Q&A with Richard Kalantar, Electrical Engineer

Published on:
January 3, 2025
3 min read

Q: What is electrical engineering? Why does it matter on a satellite?

Electrical engineering is one of the fundamental engineering disciplines and as such many engineering subdisciplines are derived from it. It is the engineering discipline dealing with development, characterization and manufacturing of active systems including analog, power and digital electronics, as well as systems that go in communications, sensing, computation, and information theory subdisciplines. The relevance of electrical engineering on any complex systems, including aerospace, is self-evident because complex systems have many active subsystems.  A satellite is a complex system that performs various functions including power conversion and distribution, command and data handling, communication, sensing, attitude control, and navigation, to name a few, all of which are achieved by various electrical modules and subsystems.  

Q: You’ve worked on everything from self driving cars to satellites—why are you working with Apex now?

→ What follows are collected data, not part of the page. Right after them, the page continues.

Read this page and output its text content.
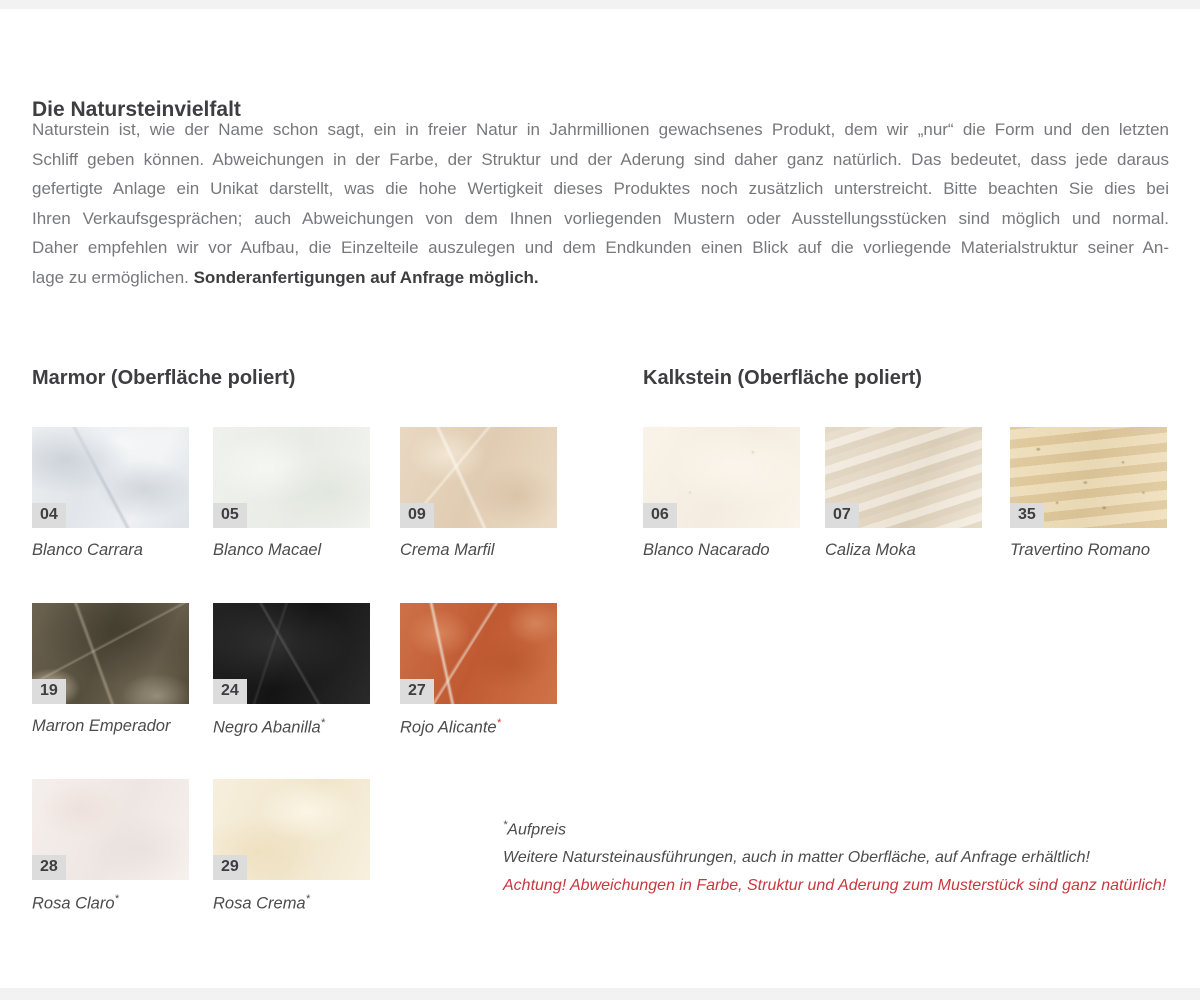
Die Natursteinvielfalt
Naturstein ist, wie der Name schon sagt, ein in freier Natur in Jahrmillionen gewachsenes Produkt, dem wir „nur“ die Form und den letzten
Schliff geben können. Abweichungen in der Farbe, der Struktur und der Aderung sind daher ganz natürlich. Das bedeutet, dass jede daraus
gefertigte Anlage ein Unikat darstellt, was die hohe Wertigkeit dieses Produktes noch zusätzlich unterstreicht. Bitte beachten Sie dies bei
Ihren Verkaufsgesprächen; auch Abweichungen von dem Ihnen vorliegenden Mustern oder Ausstellungsstücken sind möglich und normal.
Daher empfehlen wir vor Aufbau, die Einzelteile auszulegen und dem Endkunden einen Blick auf die vorliegende Materialstruktur seiner An-
lage zu ermöglichen. Sonderanfertigungen auf Anfrage möglich.
Marmor (Oberfläche poliert)	Kalkstein (Oberfläche poliert)
04
Blanco Carrara
05
Blanco Macael
09
Crema Marfil
19
Marron Emperador
24
Negro Abanilla*
27
Rojo Alicante*
28
Rosa Claro*
29
Rosa Crema*
06
Blanco Nacarado
07
Caliza Moka
35
Travertino Romano
*Aufpreis
Weitere Natursteinausführungen, auch in matter Oberfläche, auf Anfrage erhältlich!
Achtung! Abweichungen in Farbe, Struktur und Aderung zum Musterstück sind ganz natürlich!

As the founder and lead consultant of Ohaniom Enterprises, I enjoy working on challenging engineering opportunities. Apex Space is a startup that is looking to revolutionize the spacecraft bus manufacturing by standardizing the bus functionality and interfaces so that payload providers can design towards a set of defined specifications for integrating their payload with a given bus. The schedule and technical challenges on this project are very intriguing and I really enjoy working with Apex team on these tasks.

Q: What’s the hardest problem you’ve ever had to solve?

Chasing down sources of spurs and ground loops in an electronics design and making them go away is always a hard problem to solve.  Those are among the hardest problems for me to solve in various projects.

Q: What are you most proud of from your career?

Building lasting relationships with colleagues who worked on projects over the years!  In my opinion, people are the most important part of each project and I am proud of being part of good engineering teams that have delivered complex systems for different applications.

Q: If you weren’t an electrical engineer, what would you be?

Hard to say...perhaps a movie director!